For people who are in debt, the effects of inflation are welcome. Debt is denominated in units of money. In the above inflationary case, to pay back 100 units of money in debt, will suddenly require less than ten units of goods, i.e. less work.
Higher inflation usually hits the masses more negatively than the privileged and can lead to severe social unrest. It is therefore not welcome. The ability of the central bank to use Bernanke's option 2 is limited.
This leaves option 3 – changing the composition of the central bank’s balance sheet.
The liability side of the Fed's balance sheet are U.S.-Dollar bills. The Fed can not change the composition of those. But it can change the asset side.
The business banks are currently in problems because many of the assets on their balance sheets are frozen.
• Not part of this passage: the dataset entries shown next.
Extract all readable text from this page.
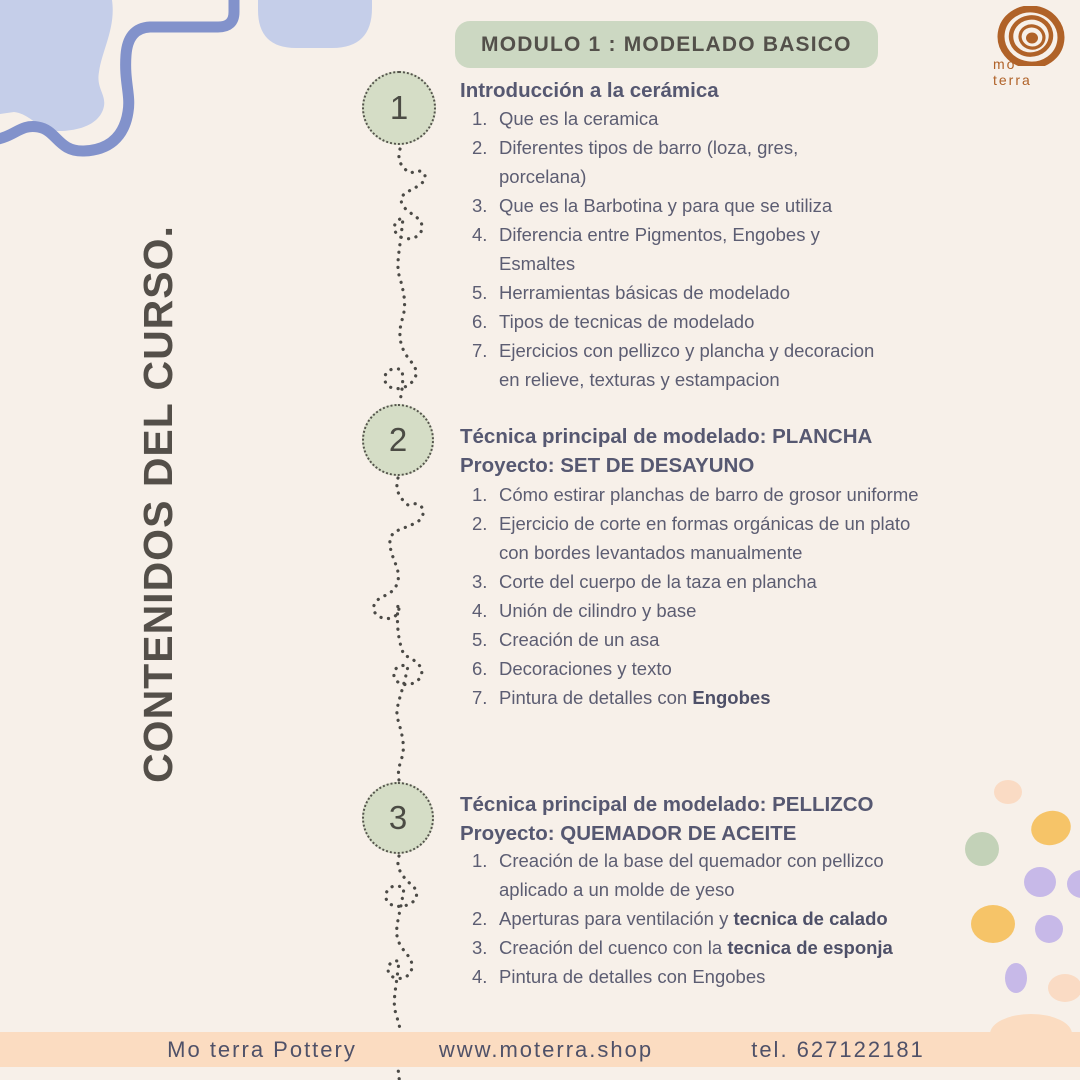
CONTENIDOS DEL CURSO.
MODULO 1 : MODELADO BASICO
mo
terra
1
2
3
Introducción a la cerámica
1. Que es la ceramica
2. Diferentes tipos de barro (loza, gres,
porcelana)
3. Que es la Barbotina y para que se utiliza
4. Diferencia entre Pigmentos, Engobes y
Esmaltes
5. Herramientas básicas de modelado
6. Tipos de tecnicas de modelado
7. Ejercicios con pellizco y plancha y decoracion
en relieve, texturas y estampacion
Técnica principal de modelado: PLANCHA
Proyecto: SET DE DESAYUNO
1. Cómo estirar planchas de barro de grosor uniforme
2. Ejercicio de corte en formas orgánicas de un plato
con bordes levantados manualmente
3. Corte del cuerpo de la taza en plancha
4. Unión de cilindro y base
5. Creación de un asa
6. Decoraciones y texto
7. Pintura de detalles con Engobes
Técnica principal de modelado: PELLIZCO
Proyecto: QUEMADOR DE ACEITE
1. Creación de la base del quemador con pellizco
aplicado a un molde de yeso
2. Aperturas para ventilación y tecnica de calado
3. Creación del cuenco con la tecnica de esponja
4. Pintura de detalles con Engobes
Mo terra Pottery	www.moterra.shop	tel. 627122181
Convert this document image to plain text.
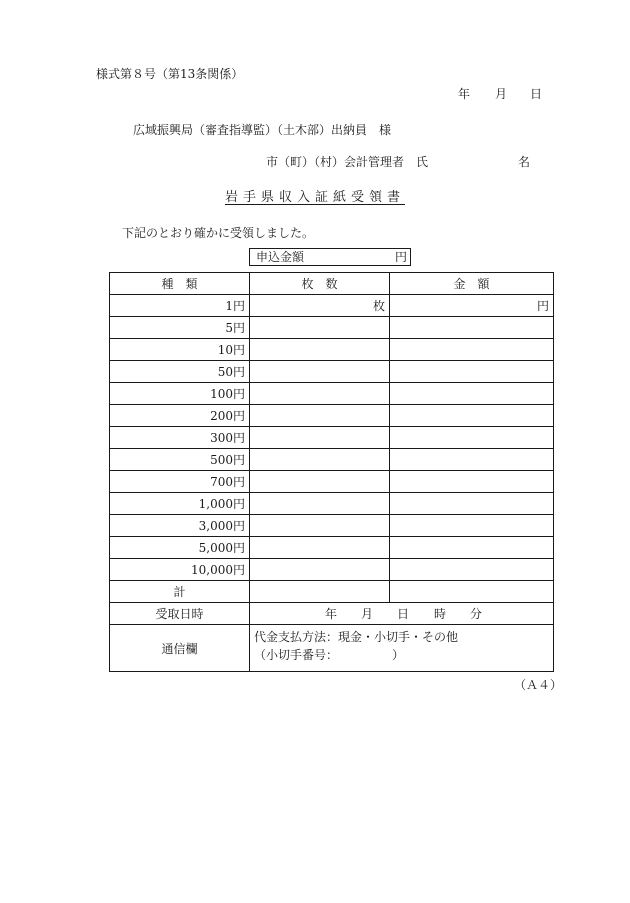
様式第８号（第13条関係）
年 月 日
広域振興局（審査指導監）（土木部）出納員　様
市（町）（村）会計管理者　氏	名
岩手県収入証紙受領書
下記のとおり確かに受領しました。
申込金額	円
種　類	枚　数	金　額
1円	枚	円
5円		
10円		
50円		
100円		
200円		
300円		
500円		
700円		
1,000円		
3,000円		
5,000円		
10,000円		
計		
受取日時	年 月 日 時 分	
通信欄	代金支払方法：現金・小切手・その他
（小切手番号：　　　　　）	
（Ａ４）
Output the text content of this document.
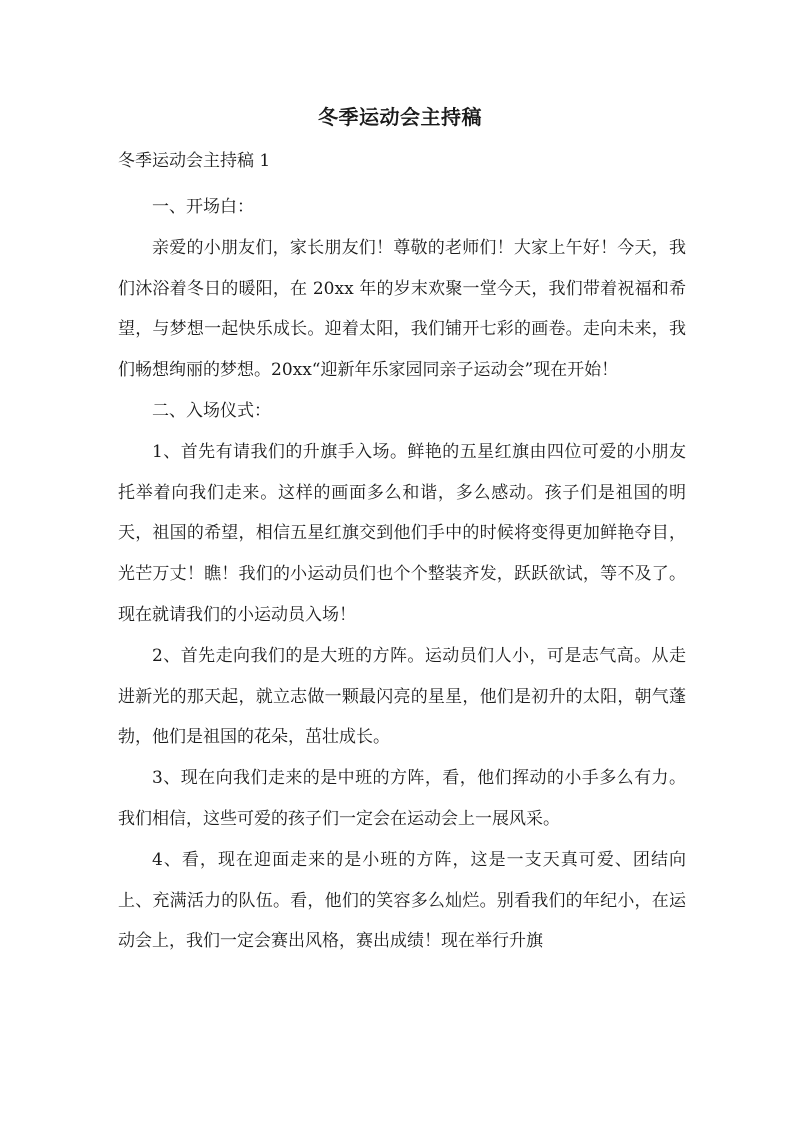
冬季运动会主持稿
冬季运动会主持稿 1

一、开场白：

亲爱的小朋友们，家长朋友们！尊敬的老师们！大家上午好！今天，我们沐浴着冬日的暖阳，在 20xx 年的岁末欢聚一堂今天，我们带着祝福和希望，与梦想一起快乐成长。迎着太阳，我们铺开七彩的画卷。走向未来，我们畅想绚丽的梦想。20xx“迎新年乐家园同亲子运动会”现在开始！

二、入场仪式：

1、首先有请我们的升旗手入场。鲜艳的五星红旗由四位可爱的小朋友托举着向我们走来。这样的画面多么和谐，多么感动。孩子们是祖国的明天，祖国的希望，相信五星红旗交到他们手中的时候将变得更加鲜艳夺目，光芒万丈！瞧！我们的小运动员们也个个整装齐发，跃跃欲试，等不及了。现在就请我们的小运动员入场！

2、首先走向我们的是大班的方阵。运动员们人小，可是志气高。从走进新光的那天起，就立志做一颗最闪亮的星星，他们是初升的太阳，朝气蓬勃，他们是祖国的花朵，茁壮成长。

3、现在向我们走来的是中班的方阵，看，他们挥动的小手多么有力。我们相信，这些可爱的孩子们一定会在运动会上一展风采。

4、看，现在迎面走来的是小班的方阵，这是一支天真可爱、团结向上、充满活力的队伍。看，他们的笑容多么灿烂。别看我们的年纪小，在运动会上，我们一定会赛出风格，赛出成绩！现在举行升旗
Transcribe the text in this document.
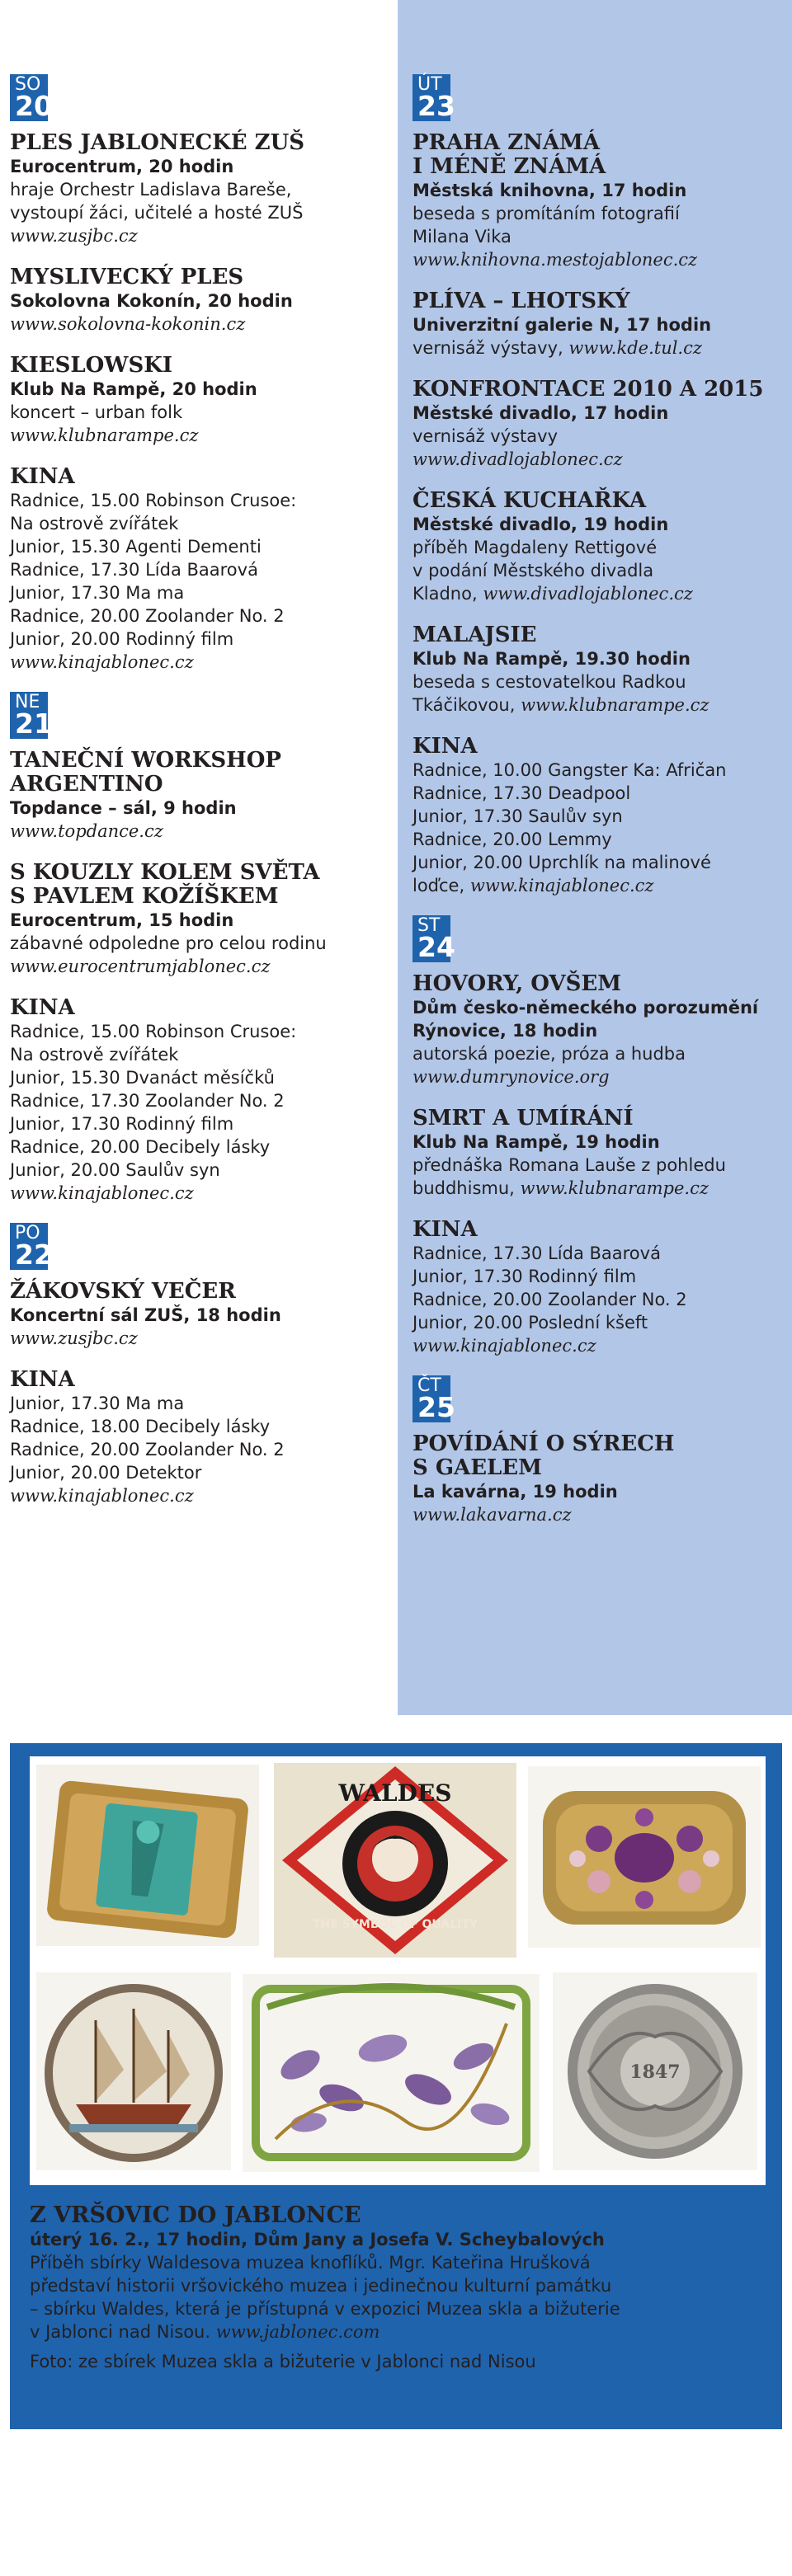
SO
20
PLES JABLONECKÉ ZUŠ
Eurocentrum, 20 hodin
hraje Orchestr Ladislava Bareše,
vystoupí žáci, učitelé a hosté ZUŠ
www.zusjbc.cz
MYSLIVECKÝ PLES
Sokolovna Kokonín, 20 hodin
www.sokolovna-kokonin.cz
KIESLOWSKI
Klub Na Rampě, 20 hodin
koncert – urban folk
www.klubnarampe.cz
KINA
Radnice, 15.00 Robinson Crusoe:
Na ostrově zvířátek
Junior, 15.30 Agenti Dementi
Radnice, 17.30 Lída Baarová
Junior, 17.30 Ma ma
Radnice, 20.00 Zoolander No. 2
Junior, 20.00 Rodinný film
www.kinajablonec.cz
NE
21
TANEČNÍ WORKSHOP
ARGENTINO
Topdance – sál, 9 hodin
www.topdance.cz
S KOUZLY KOLEM SVĚTA
S PAVLEM KOŽÍŠKEM
Eurocentrum, 15 hodin
zábavné odpoledne pro celou rodinu
www.eurocentrumjablonec.cz
KINA
Radnice, 15.00 Robinson Crusoe:
Na ostrově zvířátek
Junior, 15.30 Dvanáct měsíčků
Radnice, 17.30 Zoolander No. 2
Junior, 17.30 Rodinný film
Radnice, 20.00 Decibely lásky
Junior, 20.00 Saulův syn
www.kinajablonec.cz
PO
22
ŽÁKOVSKÝ VEČER
Koncertní sál ZUŠ, 18 hodin
www.zusjbc.cz
KINA
Junior, 17.30 Ma ma
Radnice, 18.00 Decibely lásky
Radnice, 20.00 Zoolander No. 2
Junior, 20.00 Detektor
www.kinajablonec.cz
ÚT
23
PRAHA ZNÁMÁ
I MÉNĚ ZNÁMÁ
Městská knihovna, 17 hodin
beseda s promítáním fotografií
Milana Vika
www.knihovna.mestojablonec.cz
PLÍVA – LHOTSKÝ
Univerzitní galerie N, 17 hodin
vernisáž výstavy, www.kde.tul.cz
KONFRONTACE 2010 A 2015
Městské divadlo, 17 hodin
vernisáž výstavy
www.divadlojablonec.cz
ČESKÁ KUCHAŘKA
Městské divadlo, 19 hodin
příběh Magdaleny Rettigové
v podání Městského divadla
Kladno, www.divadlojablonec.cz
MALAJSIE
Klub Na Rampě, 19.30 hodin
beseda s cestovatelkou Radkou
Tkáčikovou, www.klubnarampe.cz
KINA
Radnice, 10.00 Gangster Ka: Afričan
Radnice, 17.30 Deadpool
Junior, 17.30 Saulův syn
Radnice, 20.00 Lemmy
Junior, 20.00 Uprchlík na malinové
loďce, www.kinajablonec.cz
ST
24
HOVORY, OVŠEM
Dům česko-německého porozumění Rýnovice, 18 hodin
autorská poezie, próza a hudba
www.dumrynovice.org
SMRT A UMÍRÁNÍ
Klub Na Rampě, 19 hodin
přednáška Romana Lauše z pohledu
buddhismu, www.klubnarampe.cz
KINA
Radnice, 17.30 Lída Baarová
Junior, 17.30 Rodinný film
Radnice, 20.00 Zoolander No. 2
Junior, 20.00 Poslední kšeft
www.kinajablonec.cz
ČT
25
POVÍDÁNÍ O SÝRECH
S GAELEM
La kavárna, 19 hodin
www.lakavarna.cz
WALDES
THE SYMBOL OF QUALITY
1847
Z VRŠOVIC DO JABLONCE
úterý 16. 2., 17 hodin, Dům Jany a Josefa V. Scheybalových
Příběh sbírky Waldesova muzea knoflíků. Mgr. Kateřina Hrušková
představí historii vršovického muzea i jedinečnou kulturní památku
– sbírku Waldes, která je přístupná v expozici Muzea skla a bižuterie
v Jablonci nad Nisou. www.jablonec.com
Foto: ze sbírek Muzea skla a bižuterie v Jablonci nad Nisou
Right now nobody trust the value of the debt obligations (like mortgages) these banks are holding as assets. There is currently no market for these and their value is thereby uncertain.
Who knows if Joe Sixpack will really work, or can work, the hours he promised to do to pay back the mortgage loan he got to buy that big house? He may, or he may not. Unless there is some certainty to this, Joe Sixpack's debt obligation is not marketable.
In option 3 Bernanke suggest that the Fed changes the composition of the asset side of its balance sheet. It may sell treasuries to the business banks in exchange for a number of Joe Sixpack promises to work a certain amount of hours to pay back the loan the Joes borrowed to buy those big houses.
The Fed offers to exchange treasuries for mortgage backed security (MBS).
For the banks this means exchanging currently non marketable papers for ones that are immediately exchangeable for cash, Starbuck's Latte or whatever they want or need to have.
The Fed takes the banks' MBS papers with some 'haircut', i.e. it values the individual promise of Joe less than the general promise of all U.S. taxpayers, a treasury, and leaves the banks with some of the risk. The Fed may calculate that of 100 Joes 10 will not pay back as they promised and leave the risk of those 10 non-payers with the banks.
But what happens if 20 of 100 Joes are unable or unwilling to pay back their mortgage?
The banks' owners may decide that they don't want to take that loss and default. Then the Fed will have 'assets' on its balance sheet that are less in value than assumed. The asset side of its balance sheet, now filled with MBS instead of treasuries, will suddenly shrink and be lower in real value than is assumed for the liability side.
That risk is not small. Merrill Lynch says this is the worst recession since the 1970s, which makes any payment promise dubious. As Steve Waldman calculated, the Fed has committed half(!) of its assets to the risk-exchange scheme. If the Fed has calculated the risk wrong (which I have reason to believe) the exchange of secure treasuries for somewhat dubious MBS papers will have very serious implication for its balance sheet.
At that stage the Fed would have two options to bring the two balance sheet columns back into real balance
- decrease liabilities by reducing the float of U.S-Dollar in circulation, i.e. deflate (and increase real value of debts)
- let people know that a greenback with a $1 imprint is only worth $0.90 of asset equivalent. i.e. inflate the value of the U.S.-Dollar (and decrease real value of debts)
As the U.S. in total is a debtor nation, the second option, inflation, will be preferable. The value of the dollar will sink and thereby devalue any U.S. obligation and any U.S. asset, i.e. your saving or 401k deposits.
Yesterday the Fed ignited fireworks in the stock market with its announcement to commit another $200 billion of a $800 billion balance sheet to bad debt. But how can that be sustainable?
In my view it can not. So I am betting on an inflationary U.S.-Dollar environment.
Like Marc Faber I expect some imminent technical pull backs in metal and other commodity markets. But these are mere technical reactions and their prices, in U.S.-Dollar terms, will increase much more before there is some kind of resolution to the underlying Fed balance sheet problem.